Heather MacDonald, who writes for the group blog Secular Right, and who participated in a video-taped dialogue entitled "God and Man on the Right", had this to say about religion:
Secular Right has also been arguing that morality comes out of a human, innate moral sense...and religion is parasitic on humans' own moral sense [this is around 3:30 mark and goes on until around 4:00].Part of her argument is that she doesn't think it is necessary to bring "any kind of appeal to revelation" to support and argue for morality, since morality is grounded on "reason, observation of human nature and evidence."
Of course, that begs the question that an "appeal to revelation" is also grounded on "reason, observation of human nature and evidence."
Since humans innately managed to conjure up all these moral codes, who is to say that they couldn't have the innate ability to appeal to revelation, and interact with whoever manages this revelation to produce to those moral codes?
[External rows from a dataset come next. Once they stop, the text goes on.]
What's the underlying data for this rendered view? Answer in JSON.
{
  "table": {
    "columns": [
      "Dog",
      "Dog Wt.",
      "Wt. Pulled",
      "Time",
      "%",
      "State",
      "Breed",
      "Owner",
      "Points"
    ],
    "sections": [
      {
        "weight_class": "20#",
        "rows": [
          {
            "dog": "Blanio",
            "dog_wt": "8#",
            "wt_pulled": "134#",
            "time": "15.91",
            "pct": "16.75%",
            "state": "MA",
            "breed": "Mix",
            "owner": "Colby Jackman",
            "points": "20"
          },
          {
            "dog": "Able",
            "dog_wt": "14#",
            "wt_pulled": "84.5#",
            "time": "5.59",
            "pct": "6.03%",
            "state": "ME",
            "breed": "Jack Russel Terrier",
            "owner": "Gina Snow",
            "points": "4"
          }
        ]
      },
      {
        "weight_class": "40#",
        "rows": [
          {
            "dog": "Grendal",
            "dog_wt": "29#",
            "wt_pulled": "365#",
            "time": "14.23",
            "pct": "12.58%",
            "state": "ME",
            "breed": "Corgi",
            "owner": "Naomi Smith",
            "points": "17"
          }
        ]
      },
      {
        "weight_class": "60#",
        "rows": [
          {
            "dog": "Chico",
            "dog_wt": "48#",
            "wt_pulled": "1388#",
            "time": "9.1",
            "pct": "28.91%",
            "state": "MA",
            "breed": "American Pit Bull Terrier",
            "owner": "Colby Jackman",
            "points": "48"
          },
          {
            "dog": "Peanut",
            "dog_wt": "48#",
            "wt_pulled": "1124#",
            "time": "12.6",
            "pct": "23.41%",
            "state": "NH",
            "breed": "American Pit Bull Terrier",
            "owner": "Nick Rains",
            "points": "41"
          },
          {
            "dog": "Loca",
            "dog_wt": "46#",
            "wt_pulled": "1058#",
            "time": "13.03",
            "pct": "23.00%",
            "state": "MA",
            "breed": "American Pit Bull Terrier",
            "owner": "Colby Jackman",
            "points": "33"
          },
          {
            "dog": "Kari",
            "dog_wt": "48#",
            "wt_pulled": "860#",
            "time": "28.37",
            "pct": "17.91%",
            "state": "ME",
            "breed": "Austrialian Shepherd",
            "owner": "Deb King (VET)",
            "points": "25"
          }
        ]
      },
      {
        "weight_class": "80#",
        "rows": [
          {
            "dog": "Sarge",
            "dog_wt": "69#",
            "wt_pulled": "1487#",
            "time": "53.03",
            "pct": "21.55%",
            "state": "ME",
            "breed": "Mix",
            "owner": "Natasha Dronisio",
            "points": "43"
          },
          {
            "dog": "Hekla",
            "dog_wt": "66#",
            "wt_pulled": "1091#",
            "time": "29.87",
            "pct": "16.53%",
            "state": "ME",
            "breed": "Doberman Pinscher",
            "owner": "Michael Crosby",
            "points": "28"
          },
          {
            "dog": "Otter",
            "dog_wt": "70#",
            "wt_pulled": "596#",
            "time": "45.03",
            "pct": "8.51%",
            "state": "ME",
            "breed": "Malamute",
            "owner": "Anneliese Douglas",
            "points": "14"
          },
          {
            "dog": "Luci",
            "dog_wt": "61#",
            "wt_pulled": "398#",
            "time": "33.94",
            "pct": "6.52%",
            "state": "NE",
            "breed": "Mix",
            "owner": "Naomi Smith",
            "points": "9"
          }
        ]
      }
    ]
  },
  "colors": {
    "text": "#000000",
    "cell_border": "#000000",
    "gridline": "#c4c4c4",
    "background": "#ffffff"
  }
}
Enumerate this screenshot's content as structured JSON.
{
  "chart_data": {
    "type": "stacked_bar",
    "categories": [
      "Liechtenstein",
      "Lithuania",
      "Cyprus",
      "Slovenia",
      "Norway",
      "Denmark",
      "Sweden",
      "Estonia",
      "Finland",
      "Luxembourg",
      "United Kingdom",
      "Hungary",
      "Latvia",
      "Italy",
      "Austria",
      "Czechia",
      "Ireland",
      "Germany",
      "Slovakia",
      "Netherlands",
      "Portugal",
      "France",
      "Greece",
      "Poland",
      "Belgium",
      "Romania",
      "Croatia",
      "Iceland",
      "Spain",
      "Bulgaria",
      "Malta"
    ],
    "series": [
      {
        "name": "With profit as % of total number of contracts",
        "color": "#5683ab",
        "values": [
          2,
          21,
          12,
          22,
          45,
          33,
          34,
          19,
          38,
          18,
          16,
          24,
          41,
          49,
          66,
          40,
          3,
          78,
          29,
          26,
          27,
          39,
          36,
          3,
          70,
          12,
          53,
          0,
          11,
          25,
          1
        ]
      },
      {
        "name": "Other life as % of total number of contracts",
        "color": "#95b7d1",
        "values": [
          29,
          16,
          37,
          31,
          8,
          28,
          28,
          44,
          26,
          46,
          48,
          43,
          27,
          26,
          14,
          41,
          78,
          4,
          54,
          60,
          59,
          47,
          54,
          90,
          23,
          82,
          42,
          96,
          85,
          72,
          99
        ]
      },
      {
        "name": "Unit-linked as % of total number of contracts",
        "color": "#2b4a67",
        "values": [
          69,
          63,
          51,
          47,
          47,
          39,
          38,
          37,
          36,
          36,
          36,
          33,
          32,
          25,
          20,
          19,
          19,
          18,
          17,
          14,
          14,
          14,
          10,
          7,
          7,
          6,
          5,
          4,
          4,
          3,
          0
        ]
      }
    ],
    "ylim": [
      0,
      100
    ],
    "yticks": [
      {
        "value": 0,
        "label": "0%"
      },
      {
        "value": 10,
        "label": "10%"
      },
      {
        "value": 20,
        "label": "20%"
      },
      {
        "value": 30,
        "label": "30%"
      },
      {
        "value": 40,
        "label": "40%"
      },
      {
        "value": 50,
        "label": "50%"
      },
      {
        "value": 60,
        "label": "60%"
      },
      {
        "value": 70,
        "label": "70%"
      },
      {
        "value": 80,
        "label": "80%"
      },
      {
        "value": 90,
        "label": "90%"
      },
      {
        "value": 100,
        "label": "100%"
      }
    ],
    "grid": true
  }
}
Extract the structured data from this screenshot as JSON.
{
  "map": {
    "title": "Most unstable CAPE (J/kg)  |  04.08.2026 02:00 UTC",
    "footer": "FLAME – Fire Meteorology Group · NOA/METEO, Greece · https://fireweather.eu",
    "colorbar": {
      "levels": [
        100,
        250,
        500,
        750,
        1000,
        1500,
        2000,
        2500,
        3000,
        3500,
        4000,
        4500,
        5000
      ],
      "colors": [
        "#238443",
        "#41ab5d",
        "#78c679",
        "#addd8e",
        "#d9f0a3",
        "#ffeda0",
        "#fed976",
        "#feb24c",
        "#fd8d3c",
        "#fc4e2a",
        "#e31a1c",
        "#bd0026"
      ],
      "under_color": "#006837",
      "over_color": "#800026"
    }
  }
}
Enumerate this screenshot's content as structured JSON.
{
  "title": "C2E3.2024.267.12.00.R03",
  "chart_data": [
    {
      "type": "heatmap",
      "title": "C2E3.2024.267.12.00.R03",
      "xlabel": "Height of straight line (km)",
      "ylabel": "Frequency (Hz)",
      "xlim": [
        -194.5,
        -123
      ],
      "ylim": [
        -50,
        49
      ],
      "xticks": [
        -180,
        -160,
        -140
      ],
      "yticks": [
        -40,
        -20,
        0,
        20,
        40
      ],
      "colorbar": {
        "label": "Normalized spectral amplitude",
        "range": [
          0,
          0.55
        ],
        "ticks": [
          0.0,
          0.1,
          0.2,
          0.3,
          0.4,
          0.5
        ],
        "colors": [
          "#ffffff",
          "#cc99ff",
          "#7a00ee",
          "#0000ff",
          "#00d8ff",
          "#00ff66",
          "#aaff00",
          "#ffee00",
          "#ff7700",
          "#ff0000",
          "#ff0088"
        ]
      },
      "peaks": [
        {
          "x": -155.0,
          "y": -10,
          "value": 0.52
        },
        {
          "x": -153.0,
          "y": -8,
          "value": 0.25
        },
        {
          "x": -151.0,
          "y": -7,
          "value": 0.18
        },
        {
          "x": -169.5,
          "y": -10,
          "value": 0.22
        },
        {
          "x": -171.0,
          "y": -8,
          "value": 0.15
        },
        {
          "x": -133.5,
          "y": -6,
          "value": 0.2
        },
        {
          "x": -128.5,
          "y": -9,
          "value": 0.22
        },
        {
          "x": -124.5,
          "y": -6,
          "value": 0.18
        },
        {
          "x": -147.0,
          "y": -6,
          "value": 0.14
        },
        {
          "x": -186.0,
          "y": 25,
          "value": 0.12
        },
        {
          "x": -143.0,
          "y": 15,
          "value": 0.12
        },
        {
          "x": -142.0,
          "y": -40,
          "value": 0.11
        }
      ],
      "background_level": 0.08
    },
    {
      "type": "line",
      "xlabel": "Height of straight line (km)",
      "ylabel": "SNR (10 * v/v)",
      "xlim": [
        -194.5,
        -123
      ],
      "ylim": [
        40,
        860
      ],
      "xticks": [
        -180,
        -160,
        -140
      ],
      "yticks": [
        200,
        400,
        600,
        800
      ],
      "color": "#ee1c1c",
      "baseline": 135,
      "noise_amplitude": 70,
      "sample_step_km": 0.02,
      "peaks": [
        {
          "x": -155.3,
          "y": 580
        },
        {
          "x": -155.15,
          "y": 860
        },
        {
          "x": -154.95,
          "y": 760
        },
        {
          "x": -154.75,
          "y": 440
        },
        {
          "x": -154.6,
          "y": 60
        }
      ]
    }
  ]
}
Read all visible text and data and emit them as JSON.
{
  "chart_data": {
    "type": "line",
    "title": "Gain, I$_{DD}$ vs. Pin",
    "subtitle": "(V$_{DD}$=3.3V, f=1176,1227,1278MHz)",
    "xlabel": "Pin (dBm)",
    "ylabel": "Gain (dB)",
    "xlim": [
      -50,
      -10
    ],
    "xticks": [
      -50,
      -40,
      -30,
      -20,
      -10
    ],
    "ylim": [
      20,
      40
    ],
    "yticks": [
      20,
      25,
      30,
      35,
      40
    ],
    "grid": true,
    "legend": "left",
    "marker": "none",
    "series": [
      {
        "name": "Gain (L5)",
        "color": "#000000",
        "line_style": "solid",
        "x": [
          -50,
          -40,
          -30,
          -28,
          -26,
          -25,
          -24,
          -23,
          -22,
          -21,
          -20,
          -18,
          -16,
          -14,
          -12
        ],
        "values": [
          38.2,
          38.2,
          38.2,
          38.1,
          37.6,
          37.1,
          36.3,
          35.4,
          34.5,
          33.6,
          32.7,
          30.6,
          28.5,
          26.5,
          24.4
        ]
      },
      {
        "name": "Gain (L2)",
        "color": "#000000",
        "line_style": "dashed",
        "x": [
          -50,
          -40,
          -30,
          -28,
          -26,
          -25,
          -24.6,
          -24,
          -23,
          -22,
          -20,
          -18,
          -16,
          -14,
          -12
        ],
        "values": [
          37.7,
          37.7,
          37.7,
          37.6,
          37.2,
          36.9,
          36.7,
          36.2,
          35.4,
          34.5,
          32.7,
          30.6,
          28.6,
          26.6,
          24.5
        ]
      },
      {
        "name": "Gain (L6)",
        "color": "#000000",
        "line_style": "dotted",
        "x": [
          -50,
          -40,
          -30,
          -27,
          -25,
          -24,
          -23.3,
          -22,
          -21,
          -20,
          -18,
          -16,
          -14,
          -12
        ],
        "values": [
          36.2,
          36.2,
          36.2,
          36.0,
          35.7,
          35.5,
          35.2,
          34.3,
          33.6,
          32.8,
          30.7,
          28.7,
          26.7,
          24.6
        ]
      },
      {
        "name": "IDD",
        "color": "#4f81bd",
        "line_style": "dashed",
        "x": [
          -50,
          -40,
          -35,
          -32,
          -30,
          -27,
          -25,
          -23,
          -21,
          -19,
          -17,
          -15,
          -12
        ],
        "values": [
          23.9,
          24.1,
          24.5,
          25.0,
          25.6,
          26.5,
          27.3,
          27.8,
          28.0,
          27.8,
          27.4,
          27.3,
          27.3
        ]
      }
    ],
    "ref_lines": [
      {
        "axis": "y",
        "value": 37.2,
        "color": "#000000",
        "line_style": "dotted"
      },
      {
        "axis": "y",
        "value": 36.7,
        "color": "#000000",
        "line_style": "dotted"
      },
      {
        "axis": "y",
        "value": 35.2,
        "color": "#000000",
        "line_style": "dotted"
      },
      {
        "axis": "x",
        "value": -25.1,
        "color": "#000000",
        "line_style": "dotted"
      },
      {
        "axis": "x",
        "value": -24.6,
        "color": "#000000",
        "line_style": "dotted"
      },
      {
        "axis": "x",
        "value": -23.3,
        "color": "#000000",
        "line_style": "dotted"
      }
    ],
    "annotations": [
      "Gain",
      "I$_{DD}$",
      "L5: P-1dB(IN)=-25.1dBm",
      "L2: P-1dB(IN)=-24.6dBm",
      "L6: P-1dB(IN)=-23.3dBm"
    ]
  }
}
Perhaps believers are the folks really grounded in reason.
There is a supreme arrogance in MacDonald's soft-spoken voice when she equates religion as parasitic on humans' moral sense. So, religious people steal from those hard-working secularists (to eventually destroy them, since that is what parasites do) all the morality they've innately developed, and turn around and attribute them to divine revelation.
I've never heard of this argument before. But, it shows a closed-mindedness and dearth of imagination that MacDonald must have that she can't even speculate that just as morality is innate, appeal to revelation is equally innate and acts as precursor to those moral values she thinks she plucks out of the independently working human mind.
In my bias and ignorance, I know that it is secularists who are killing off Europe, which has given up on an "appeal to revelation", as MacDonald so cleverly puts it. Whatever moral codes they have inherited came from this appeal, while their secularists friends thought otherwise. So, who are the parasites now?